Depois de admitido o pedido reconvencional, foi proferido despacho saneador do seguinte teor:
«O tribunal é competente em razão da nacionalidade, da matéria e da hierarquia.
Os AA (…) são dotados de personalidade e capacidade judiciárias e estão regularmente patrocinados.
A Ré F é dotada de personalidade judiciária e está regularmente representada e patrocinada».
Passou-se, depois, no mesmo despacho a apreciar concretamente a (in)existência de interesse em agir e a invocada ineptidão da petição inicial, excepções dilatórias julgadas ambas improcedentes.
Retomando-se a anterior forma tabelar, consignou-se ainda:
« Os AA. e a R. são dotados de legitimidade ad causam.
O processo é o próprio.
Não existem nulidades, questões prévias ou outras excepções de que cumpra conhecer e que obstem ao conhecimento do mérito da causa»
Prosseguiu o processo seus ulteriores termos e, após julgamento, as partes apresentaram alegações escritas sobre matéria de direito.
Entendeu então o tribunal convidar as partes a pronunciarem-se sobre uma concreta questão, conforme despacho de fls. 1077/78.
Nesse despacho, depois de se ter considerado que «questões semelhantes àquelas que são suscitadas nos presentes autos, também têm sido colocadas perante a jurisdição administrativa», afirmou-se: «com esta referência não pretendemos suscitar qualquer questão relacionada com a competência do tribunal, mas apenas salientar que, salvo melhor opinião, as pretensões dos autores tendo sido apresentadas perante os tribunais comuns, deverão ser fundamentadas sobretudo em função das normas do direito civil e não segundo princípios e normas de direito administrativo».
Foi ulteriormente proferida sentença que julgou a acção improcedente e absolveu a ré dos pedidos formulados, e procedente o pedido reconvencional com condenação dos autores a reconhecerem o direito da ré a aplicar o regime de renda apoiada nos termos do DL n.° 166/93, de 7 de Maio.
Lê-se na motivação da sentença: «Na petição inicial, os autores alegaram que a preterição das formalidades que acabámos de referir, teriam como efeito a nulidade da comunicação e dos anúncios, não apresentado, porém, fundamentação legal para esta conclusão.

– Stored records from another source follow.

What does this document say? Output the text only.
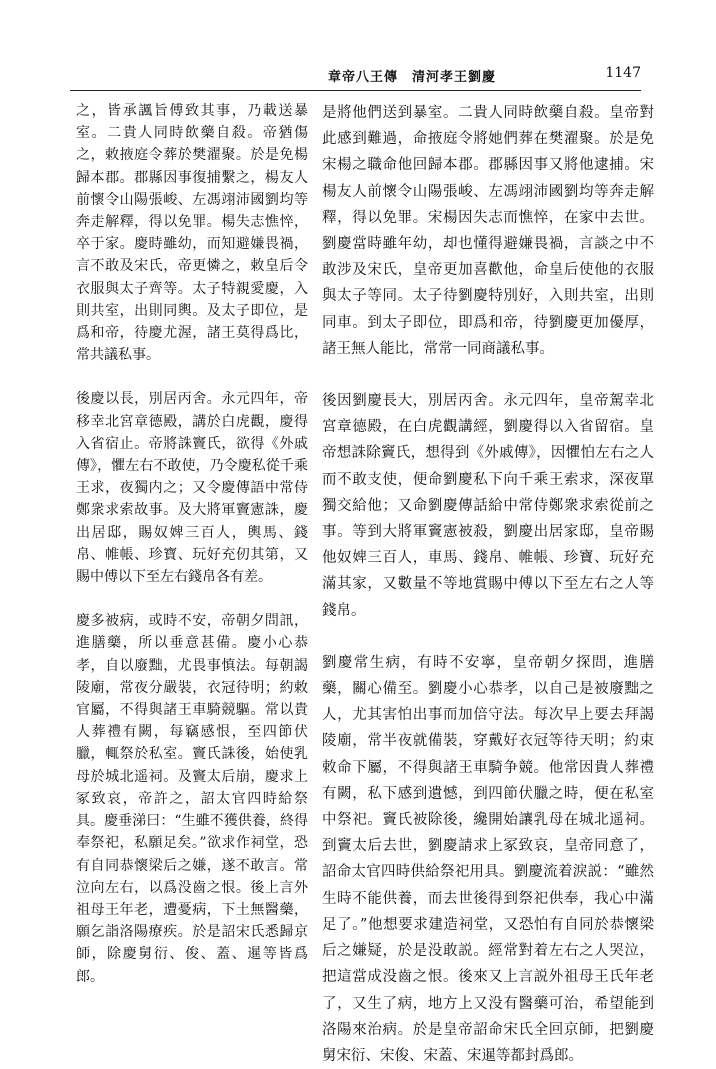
章帝八王傳　清河孝王劉慶	1147

之，皆承諷旨傅致其事，乃載送暴室。二貴人同時飲藥自殺。帝猶傷之，敕掖庭令葬於樊濯聚。於是免楊歸本郡。郡縣因事復捕繫之，楊友人前懷令山陽張峻、左馮翊沛國劉均等奔走解釋，得以免罪。楊失志憔悴，卒于家。慶時雖幼，而知避嫌畏禍，言不敢及宋氏，帝更憐之，敕皇后令衣服與太子齊等。太子特親愛慶，入則共室，出則同輿。及太子即位，是爲和帝，待慶尤渥，諸王莫得爲比，常共議私事。

後慶以長，別居丙舍。永元四年，帝移幸北宮章德殿，講於白虎觀，慶得入省宿止。帝將誅竇氏，欲得《外戚傳》，懼左右不敢使，乃令慶私從千乘王求，夜獨内之；又令慶傳語中常侍鄭衆求索故事。及大將軍竇憲誅，慶出居邸，賜奴婢三百人，輿馬、錢帛、帷帳、珍寶、玩好充仞其第，又賜中傅以下至左右錢帛各有差。

慶多被病，或時不安，帝朝夕問訊，進膳藥，所以垂意甚備。慶小心恭孝，自以廢黜，尤畏事慎法。每朝謁陵廟，常夜分嚴裝，衣冠待明；約敕官屬，不得與諸王車騎競驅。常以貴人葬禮有闕，每竊感恨，至四節伏臘，輒祭於私室。竇氏誅後，始使乳母於城北遥祠。及竇太后崩，慶求上冢致哀，帝許之，詔太官四時給祭具。慶垂涕曰：“生雖不獲供養，終得奉祭祀，私願足矣。”欲求作祠堂，恐有自同恭懷梁后之嫌，遂不敢言。常泣向左右，以爲没齒之恨。後上言外祖母王年老，遭憂病，下土無醫藥，願乞詣洛陽療疾。於是詔宋氏悉歸京師，除慶舅衍、俊、蓋、暹等皆爲郎。

是將他們送到暴室。二貴人同時飲藥自殺。皇帝對此感到難過，命掖庭令將她們葬在樊濯聚。於是免宋楊之職命他回歸本郡。郡縣因事又將他逮捕。宋楊友人前懷令山陽張峻、左馮翊沛國劉均等奔走解釋，得以免罪。宋楊因失志而憔悴，在家中去世。劉慶當時雖年幼，却也懂得避嫌畏禍，言談之中不敢涉及宋氏，皇帝更加喜歡他，命皇后使他的衣服與太子等同。太子待劉慶特別好，入則共室，出則同車。到太子即位，即爲和帝，待劉慶更加優厚，諸王無人能比，常常一同商議私事。

後因劉慶長大，別居丙舍。永元四年，皇帝駕幸北宮章德殿，在白虎觀講經，劉慶得以入省留宿。皇帝想誅除竇氏，想得到《外戚傳》，因懼怕左右之人而不敢支使，便命劉慶私下向千乘王索求，深夜單獨交給他；又命劉慶傳話給中常侍鄭衆求索從前之事。等到大將軍竇憲被殺，劉慶出居家邸，皇帝賜他奴婢三百人，車馬、錢帛、帷帳、珍寶、玩好充滿其家，又數量不等地賞賜中傅以下至左右之人等錢帛。

劉慶常生病，有時不安寧，皇帝朝夕探問，進膳藥，關心備至。劉慶小心恭孝，以自己是被廢黜之人，尤其害怕出事而加倍守法。每次早上要去拜謁陵廟，常半夜就備裝，穿戴好衣冠等待天明；約束敕命下屬，不得與諸王車騎争競。他常因貴人葬禮有闕，私下感到遺憾，到四節伏臘之時，便在私室中祭祀。竇氏被除後，纔開始讓乳母在城北遥祠。到竇太后去世，劉慶請求上冢致哀，皇帝同意了，詔命太官四時供給祭祀用具。劉慶流着淚説：“雖然生時不能供養，而去世後得到祭祀供奉，我心中滿足了。”他想要求建造祠堂，又恐怕有自同於恭懷梁后之嫌疑，於是没敢説。經常對着左右之人哭泣，把這當成没齒之恨。後來又上言説外祖母王氏年老了，又生了病，地方上又没有醫藥可治，希望能到洛陽來治病。於是皇帝詔命宋氏全回京師，把劉慶舅宋衍、宋俊、宋蓋、宋暹等都封爲郎。
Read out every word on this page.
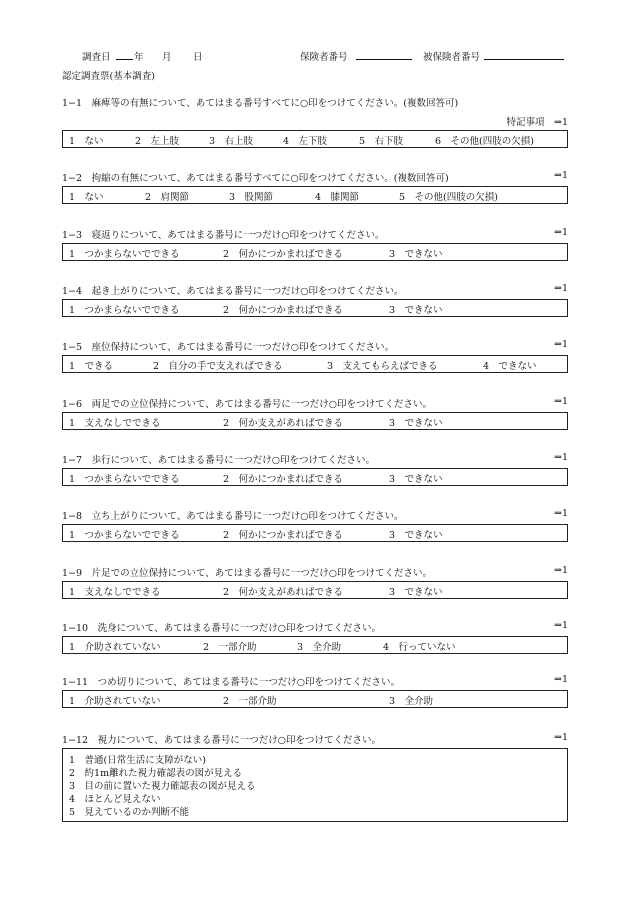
調査日 年 月 日	保険者番号	被保険者番号
認定調査票(基本調査)
1−1　 麻痺等の有無について、あてはまる番号すべてに○印をつけてください。(複数回答可)
特記事項　⇒1
1　ない	2　左上肢	3　右上肢	4　左下肢	5　右下肢	6　その他(四肢の欠損)
1−2　 拘縮の有無について、あてはまる番号すべてに○印をつけてください。(複数回答可)	⇒1
1　ない	2　肩関節	3　股関節	4　膝関節	5　その他(四肢の欠損)
1−3　 寝返りについて、あてはまる番号に一つだけ○印をつけてください。	⇒1
1　つかまらないでできる	2　何かにつかまればできる	3　できない
1−4　 起き上がりについて、あてはまる番号に一つだけ○印をつけてください。	⇒1
1　つかまらないでできる	2　何かにつかまればできる	3　できない
1−5　 座位保持について、あてはまる番号に一つだけ○印をつけてください。	⇒1
1　できる	2　自分の手で支えればできる	3　支えてもらえばできる	4　できない
1−6　 両足での立位保持について、あてはまる番号に一つだけ○印をつけてください。	⇒1
1　支えなしでできる	2　何か支えがあればできる	3　できない
1−7　 歩行について、あてはまる番号に一つだけ○印をつけてください。	⇒1
1　つかまらないでできる	2　何かにつかまればできる	3　できない
1−8　 立ち上がりについて、あてはまる番号に一つだけ○印をつけてください。	⇒1
1　つかまらないでできる	2　何かにつかまればできる	3　できない
1−9　 片足での立位保持について、あてはまる番号に一つだけ○印をつけてください。	⇒1
1　支えなしでできる	2　何か支えがあればできる	3　できない
1−10　 洗身について、あてはまる番号に一つだけ○印をつけてください。	⇒1
1　介助されていない	2　一部介助	3　全介助	4　行っていない
1−11　 つめ切りについて、あてはまる番号に一つだけ○印をつけてください。	⇒1
1　介助されていない	2　一部介助	3　全介助
1−12　 視力について、あてはまる番号に一つだけ○印をつけてください。	⇒1
1　普通(日常生活に支障がない)
2　約1m離れた視力確認表の図が見える
3　目の前に置いた視力確認表の図が見える
4　ほとんど見えない
5　見えているのか判断不能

Na sequência de despacho proferido nos autos, os autores foram convidados a apresentar essa fundamentarão, tendo-o feito nos termos que constam de fls. 1082 e segs. No essencial, os autores invocam diversas normas previstas no Código de Processo Civil, cujo âmbito de aplicação se circunscreve à tramitação processual, não sendo manifestamente aplicáveis à situação dos autos.
Conforme se escreveu naquele despacho, questões semelhantes àquelas que são suscitadas nos presentes autos também têm sido colocadas perante a jurisdição administrativa - cfr.. entre outros, o Ac. TCA do Sul. de 18.5.2006, no processo n.° 1620/06 (in www.dgsi.pt) com expressa concordância de doutrina - cfr.. Pedro Gonçalves, Entidades privadas com poderes administrativos, in Cadernos de Justiça Administrativa. n.° 58, Julho/Agosto de 2006. pág. 55.
Com esta referência não se pretende suscitar qualquer questão relacionada com a competência deste tribunal, o que neste momento se afigura fora de tempo, mas apenas salientar que as pretensões dos autores, tendo sido colocadas perante os tribunais comuns apenas poderão ser apreciadas e decididas segundo as normas do direito civil e não segundo as normas e princípios do direito administrativo» (sublinhado a negrito nosso).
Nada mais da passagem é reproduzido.